Re: [RFC PATCH 3/3] mm/memory-failure: handle min_order_for_split() error code properly

From: Zi Yan

Date: Thu Nov 20 2025 - 10:01:05 EST


On 19 Nov 2025, at 23:45, Balbir Singh wrote:

> On 11/20/25 14:59, Zi Yan wrote:
>> min_order_for_split() returns -EBUSY when the folio is truncated and cannot
>> be split. In commit 77008e1b2ef7 ("mm/huge_memory: do not change
>> split_huge_page*() target order silently"), memory_failure() does not
>> handle it and pass -EBUSY to try_to_split_thp_page() directly.
>> try_to_split_thp_page() returns -EINVAL since -EBUSY becomes 0xfffffff0 as
>> new_order is unsigned int in __folio_split() and this large new_order is
>> rejected as an invalid input.

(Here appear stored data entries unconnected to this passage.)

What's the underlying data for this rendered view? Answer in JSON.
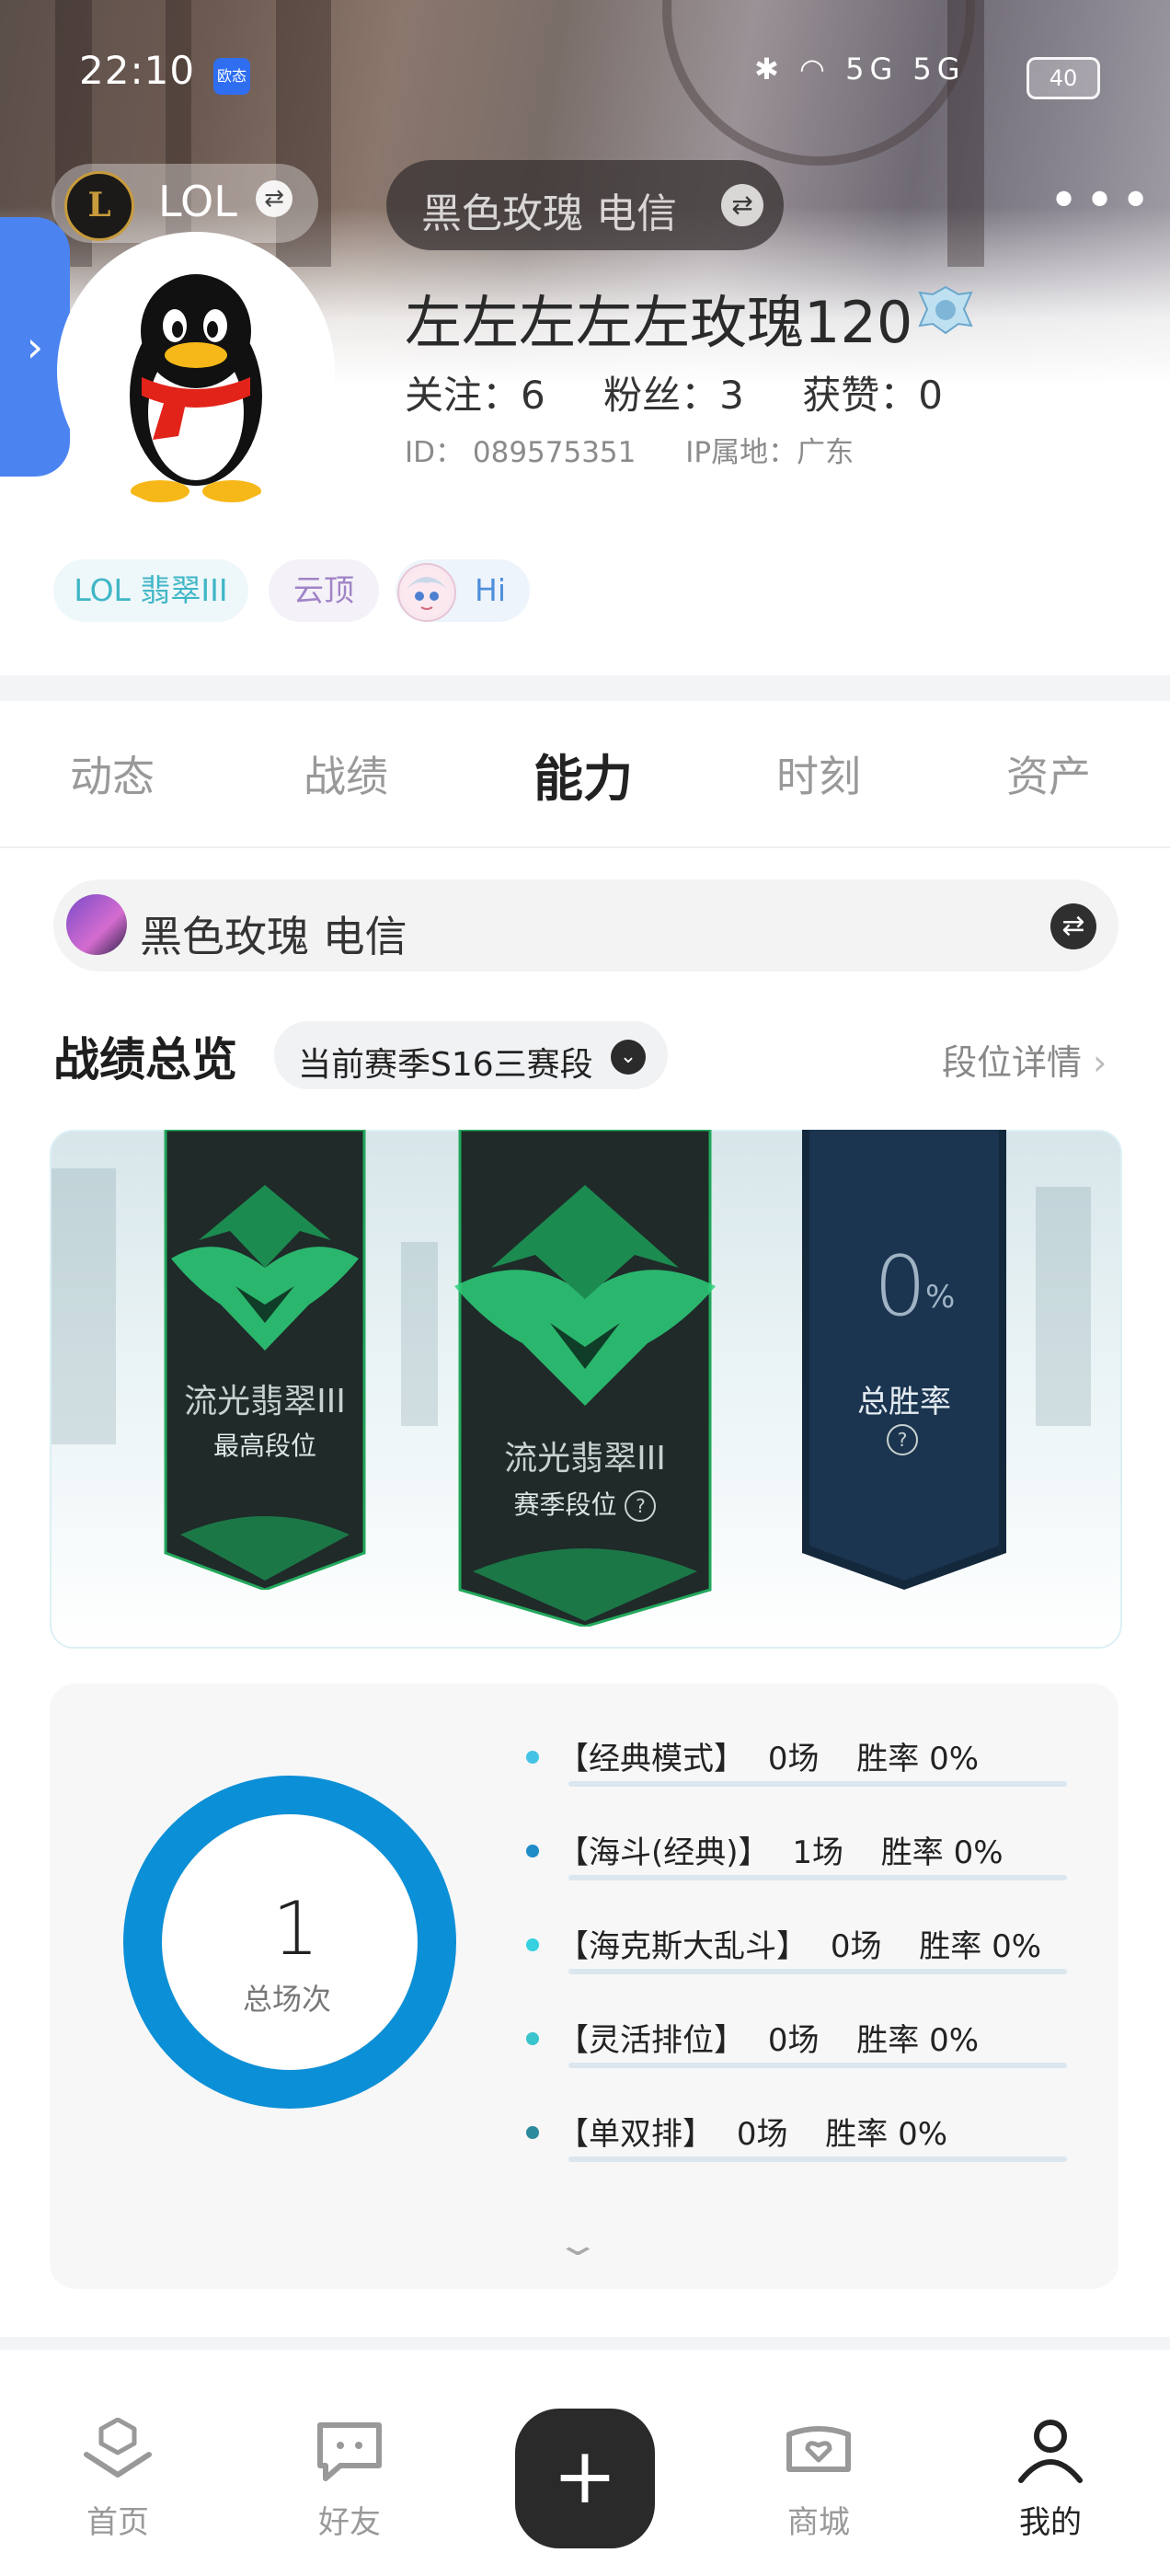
{
  "status_bar": {
    "time": "22:10",
    "badge": "欧态",
    "signal_text": "5G 5G",
    "battery": "40"
  },
  "header": {
    "game_name": "LOL",
    "server": "黑色玫瑰 电信",
    "more_icon": "more-dots-icon"
  },
  "profile": {
    "username": "左左左左左玫瑰120",
    "follow": "关注：6",
    "fans": "粉丝：3",
    "likes": "获赞：0",
    "id": "ID： 089575351",
    "ip": "IP属地：广东"
  },
  "tags": {
    "lol": "LOL 翡翠III",
    "yunding": "云顶",
    "hi": "Hi"
  },
  "tabs": [
    "动态",
    "战绩",
    "能力",
    "时刻",
    "资产"
  ],
  "active_tab": "能力",
  "account": {
    "label": "黑色玫瑰 电信"
  },
  "overview": {
    "title": "战绩总览",
    "season": "当前赛季S16三赛段",
    "rank_detail": "段位详情",
    "highest_rank": "流光翡翠III",
    "highest_label": "最高段位",
    "season_rank": "流光翡翠III",
    "season_label": "赛季段位",
    "winrate_value": "0",
    "winrate_unit": "%",
    "winrate_label": "总胜率"
  },
  "stats": {
    "total": "1",
    "total_label": "总场次",
    "modes": [
      {
        "name": "【经典模式】",
        "count": "0场",
        "rate": "胜率 0%",
        "dot": "#45c3e6"
      },
      {
        "name": "【海斗(经典)】",
        "count": "1场",
        "rate": "胜率 0%",
        "dot": "#1f8cc8"
      },
      {
        "name": "【海克斯大乱斗】",
        "count": "0场",
        "rate": "胜率 0%",
        "dot": "#36d0e0"
      },
      {
        "name": "【灵活排位】",
        "count": "0场",
        "rate": "胜率 0%",
        "dot": "#3ac4cc"
      },
      {
        "name": "【单双排】",
        "count": "0场",
        "rate": "胜率 0%",
        "dot": "#2b8a9c"
      }
    ]
  },
  "nav": {
    "home": "首页",
    "friends": "好友",
    "shop": "商城",
    "mine": "我的"
  },
  "colors": {
    "accent_blue": "#4b84f1",
    "donut": "#0b8fd6",
    "rank_green": "#2ecf7a"
  }
}
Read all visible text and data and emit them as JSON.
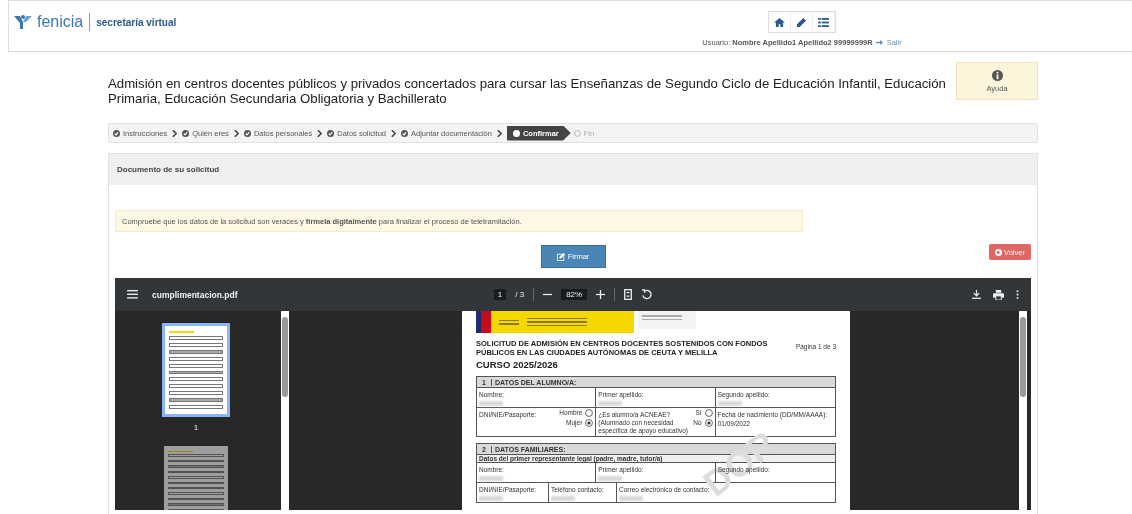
{
  "header": {
    "logo_text": "fenicia",
    "app_name": "secretaría virtual",
    "nav_buttons": [
      {
        "kind": "home"
      },
      {
        "kind": "edit"
      },
      {
        "kind": "list"
      }
    ],
    "user": "Usuario: **Nombre Apellido1 Apellido2 99999999R**",
    "logout": "Salir"
  },
  "title": "Admisión en centros docentes públicos y privados concertados para cursar las Enseñanzas de Segundo Ciclo de Educación Infantil, Educación Primaria, Educación Secundaria Obligatoria y Bachillerato",
  "help": {
    "label": "Ayuda"
  },
  "steps": [
    {
      "label": "Instrucciones",
      "completed": true,
      "selected": false
    },
    {
      "label": "Quién eres",
      "completed": true,
      "selected": false
    },
    {
      "label": "Datos personales",
      "completed": true,
      "selected": false
    },
    {
      "label": "Datos solicitud",
      "completed": true,
      "selected": false
    },
    {
      "label": "Adjuntar documentación",
      "completed": true,
      "selected": false
    },
    {
      "label": "Confirmar",
      "completed": false,
      "selected": true
    },
    {
      "label": "Fin",
      "completed": false,
      "selected": false
    }
  ],
  "panel": {
    "title": "Documento de su solicitud",
    "alert": "Compruebe que los datos de la solicitud son veraces y **fírmela digitalmente** para finalizar el proceso de teletramitación.",
    "sign_button": "Firmar",
    "back_button": "Volver"
  },
  "viewer": {
    "file_name": "cumplimentacion.pdf",
    "page": "1",
    "page_total": "/ 3",
    "zoom": "82%",
    "thumbnails": [
      {
        "label": "1",
        "selected": true
      },
      {
        "selected": false
      }
    ],
    "document": {
      "heading": "SOLICITUD DE ADMISIÓN EN CENTROS DOCENTES SOSTENIDOS CON FONDOS PÚBLICOS EN LAS CIUDADES AUTÓNOMAS DE CEUTA Y MELILLA",
      "page_label": "Página 1 de 3",
      "course": "CURSO 2025/2026",
      "stamp": "DOR",
      "sections": [
        {
          "number": "1",
          "title": "DATOS DEL ALUMNO/A:",
          "rows": [
            {
              "kind": "thirds",
              "cells": [
                {
                  "label": "Nombre:",
                  "redacted": true
                },
                {
                  "label": "Primer apellido:",
                  "redacted": true
                },
                {
                  "label": "Segundo apellido:",
                  "redacted": true
                }
              ]
            },
            {
              "kind": "thirds",
              "cells": [
                {
                  "label": "DNI/NIE/Pasaporte:",
                  "radios": [
                    {
                      "label": "Hombre",
                      "selected": false
                    },
                    {
                      "label": "Mujer",
                      "selected": true
                    }
                  ]
                },
                {
                  "label": "¿Es alumno/a ACNEAE?",
                  "note": "(Alumnado con necesidad específica de apoyo educativo)",
                  "radios": [
                    {
                      "label": "Sí",
                      "selected": false
                    },
                    {
                      "label": "No",
                      "selected": true
                    }
                  ]
                },
                {
                  "label": "Fecha de nacimiento (DD/MM/AAAA):",
                  "value": "01/09/2022"
                }
              ]
            }
          ]
        },
        {
          "number": "2",
          "title": "DATOS FAMILIARES:",
          "subtitle": "Datos del primer representante legal (padre, madre, tutor/a)",
          "rows": [
            {
              "kind": "thirds",
              "cells": [
                {
                  "label": "Nombre:",
                  "redacted": true
                },
                {
                  "label": "Primer apellido:",
                  "redacted": true
                },
                {
                  "label": "Segundo apellido:"
                }
              ]
            },
            {
              "kind": "split",
              "cells": [
                {
                  "label": "DNI/NIE/Pasaporte:",
                  "redacted": true
                },
                {
                  "label": "Teléfono contacto:",
                  "redacted": true
                },
                {
                  "label": "Correo electrónico de contacto:",
                  "redacted": true
                }
              ]
            }
          ]
        }
      ]
    }
  }
}
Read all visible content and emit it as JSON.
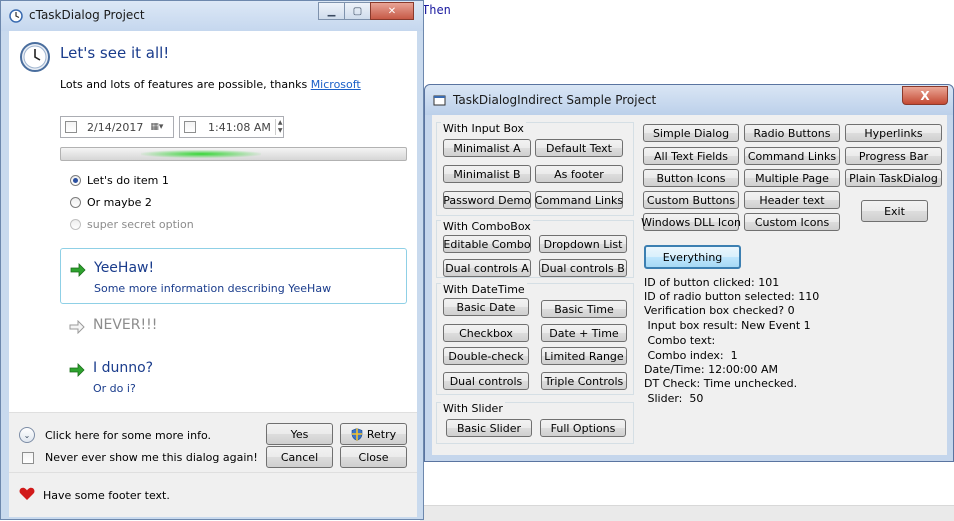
{
  "background": {
    "code_fragment": "Then"
  },
  "win1": {
    "title": "cTaskDialog Project",
    "main_instruction": "Let's see it all!",
    "content_prefix": "Lots and lots of features are possible, thanks ",
    "content_link": "Microsoft",
    "date_value": "2/14/2017",
    "time_value": "1:41:08 AM",
    "progress": 0.3,
    "radios": [
      {
        "label": "Let's do item 1",
        "selected": true
      },
      {
        "label": "Or maybe 2",
        "selected": false
      },
      {
        "label": "super secret option",
        "selected": false,
        "disabled": true
      }
    ],
    "command_links": [
      {
        "title": "YeeHaw!",
        "note": "Some more information describing YeeHaw"
      },
      {
        "title": "NEVER!!!",
        "note": ""
      },
      {
        "title": "I dunno?",
        "note": "Or do i?"
      }
    ],
    "expander_text": "Click here for some more info.",
    "verification_text": "Never ever show me this dialog again!",
    "buttons": {
      "yes": "Yes",
      "retry": "Retry",
      "cancel": "Cancel",
      "close": "Close"
    },
    "footer_text": "Have some footer text."
  },
  "win2": {
    "title": "TaskDialogIndirect Sample Project",
    "close_glyph": "X",
    "groups": {
      "input": {
        "title": "With Input Box",
        "buttons": [
          "Minimalist A",
          "Default Text",
          "Minimalist B",
          "As footer",
          "Password Demo",
          "Command Links"
        ]
      },
      "combo": {
        "title": "With ComboBox",
        "buttons": [
          "Editable Combo",
          "Dropdown List",
          "Dual controls A",
          "Dual controls B"
        ]
      },
      "datetime": {
        "title": "With DateTime",
        "buttons": [
          "Basic Date",
          "Basic Time",
          "Checkbox",
          "Date + Time",
          "Double-check",
          "Limited Range",
          "Dual controls",
          "Triple Controls"
        ]
      },
      "slider": {
        "title": "With Slider",
        "buttons": [
          "Basic Slider",
          "Full Options"
        ]
      }
    },
    "main_buttons": [
      "Simple Dialog",
      "Radio Buttons",
      "Hyperlinks",
      "All Text Fields",
      "Command Links",
      "Progress Bar",
      "Button Icons",
      "Multiple Page",
      "Plain TaskDialog",
      "Custom Buttons",
      "Header text",
      "Exit",
      "Windows DLL Icon",
      "Custom Icons",
      "Everything"
    ],
    "info_lines": [
      "ID of button clicked: 101",
      "ID of radio button selected: 110",
      "Verification box checked? 0",
      " Input box result: New Event 1",
      " Combo text:",
      " Combo index:  1",
      "Date/Time: 12:00:00 AM",
      "DT Check: Time unchecked.",
      " Slider:  50"
    ]
  }
}
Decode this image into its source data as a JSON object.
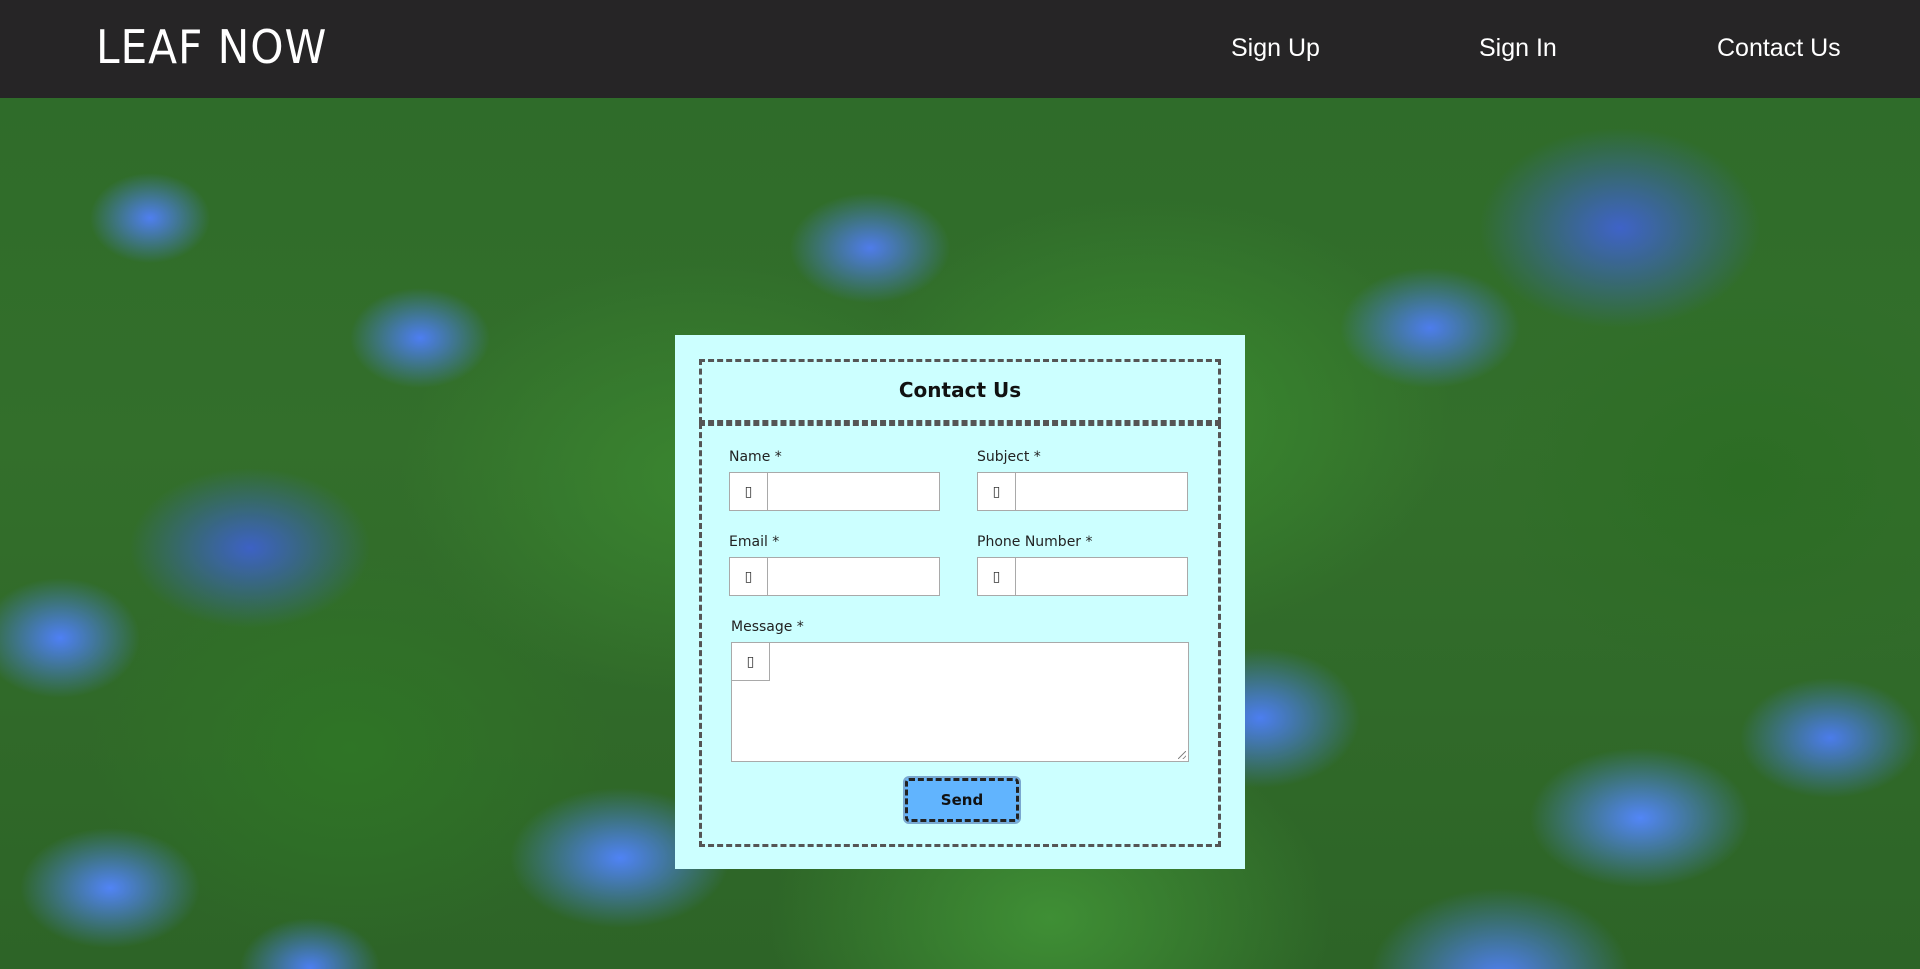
{
  "navbar": {
    "logo": "LEAF NOW",
    "links": {
      "sign_up": "Sign Up",
      "sign_in": "Sign In",
      "contact_us": "Contact Us"
    }
  },
  "form": {
    "title": "Contact Us",
    "fields": {
      "name": {
        "label": "Name *",
        "value": "",
        "icon": "user-icon"
      },
      "subject": {
        "label": "Subject *",
        "value": "",
        "icon": "subject-icon"
      },
      "email": {
        "label": "Email *",
        "value": "",
        "icon": "email-icon"
      },
      "phone": {
        "label": "Phone Number *",
        "value": "",
        "icon": "phone-icon"
      },
      "message": {
        "label": "Message *",
        "value": "",
        "icon": "message-icon"
      }
    },
    "submit_label": "Send"
  },
  "colors": {
    "navbar_bg": "#262526",
    "card_bg": "#ccffff",
    "button_bg": "#61b4fe"
  },
  "background_image": "blue forget-me-not flowers on green foliage"
}
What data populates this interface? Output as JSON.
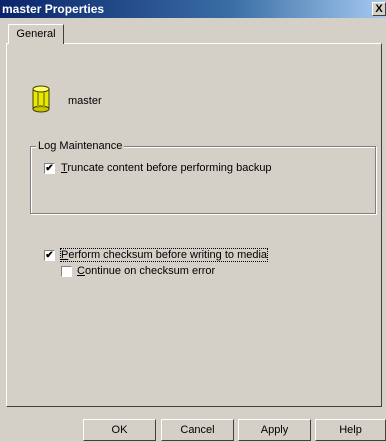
{
  "window": {
    "title": "master Properties",
    "close_glyph": "X"
  },
  "tabs": [
    {
      "label": "General"
    }
  ],
  "database": {
    "name": "master",
    "icon": "database-cylinder-icon",
    "icon_color": "#e8e800"
  },
  "log_maintenance": {
    "title": "Log Maintenance",
    "truncate": {
      "mnemonic": "T",
      "rest": "runcate content before performing backup",
      "checked": true
    }
  },
  "checksum": {
    "perform": {
      "mnemonic": "P",
      "rest": "erform checksum before writing to media",
      "checked": true
    },
    "continue_on_error": {
      "mnemonic": "C",
      "rest": "ontinue on checksum error",
      "checked": false
    }
  },
  "buttons": {
    "ok": "OK",
    "cancel": "Cancel",
    "apply": "Apply",
    "help": "Help"
  },
  "check_glyph": "✔"
}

The code does not cause a bug.
>> soft_offline_in_use_page() also uses min_order_for_split() but it always
>> passes 0 as new_order for split.
>>
>> Handle it properly by checking min_order_for_split() return value and not
>> calling try_to_split_thp_page() if the value is negative. Add a comment
>> in soft_offline_in_use_page() to clarify the possible negative new_order
>> value.
>>
>> Signed-off-by: Zi Yan <ziy@xxxxxxxxxx>
>> ---
>> mm/memory-failure.c | 8 ++++++--
>> 1 file changed, 6 insertions(+), 2 deletions(-)
>>
>> diff --git a/mm/memory-failure.c b/mm/memory-failure.c
>> index 7f908ad795ad..86582f030159 100644
>> --- a/mm/memory-failure.c
>> +++ b/mm/memory-failure.c
>> @@ -2437,8 +2437,11 @@ int memory_failure(unsigned long pfn, int flags)
>> * or unhandlable page. The refcount is bumped iff the
>> * page is a valid handlable page.
>> */
>> - folio_set_has_hwpoisoned(folio);
>> - err = try_to_split_thp_page(p, new_order, /* release= */ false);
>> + if (new_order >= 0) {
>> + folio_set_has_hwpoisoned(folio);
>
> if new_order < 0, do we skip setting hwpoisioned bit on the folio?

The bit should be set. Anyway, I am going to take David’s approach to
change min_order_for_split().

Thanks.

>
>> + err = try_to_split_thp_page(p, new_order, /* release= */ false);
>> + } else
>> + err = new_order;
>> /*
>> * If splitting a folio to order-0 fails, kill the process.
>> * Split the folio regardless to minimize unusable pages.
>> @@ -2779,6 +2782,7 @@ static int soft_offline_in_use_page(struct page *page)
>> /*
>> * If new_order (target split order) is not 0, do not split the
>> * folio at all to retain the still accessible large folio.
>> + * new_order can be -EBUSY, meaning the folio cannot be split.
>> * NOTE: if minimizing the number of soft offline pages is
>> * preferred, split it to non-zero new_order like it is done in
>> * memory_failure().
>
> Balbir


Best Regards,
Yan, Zi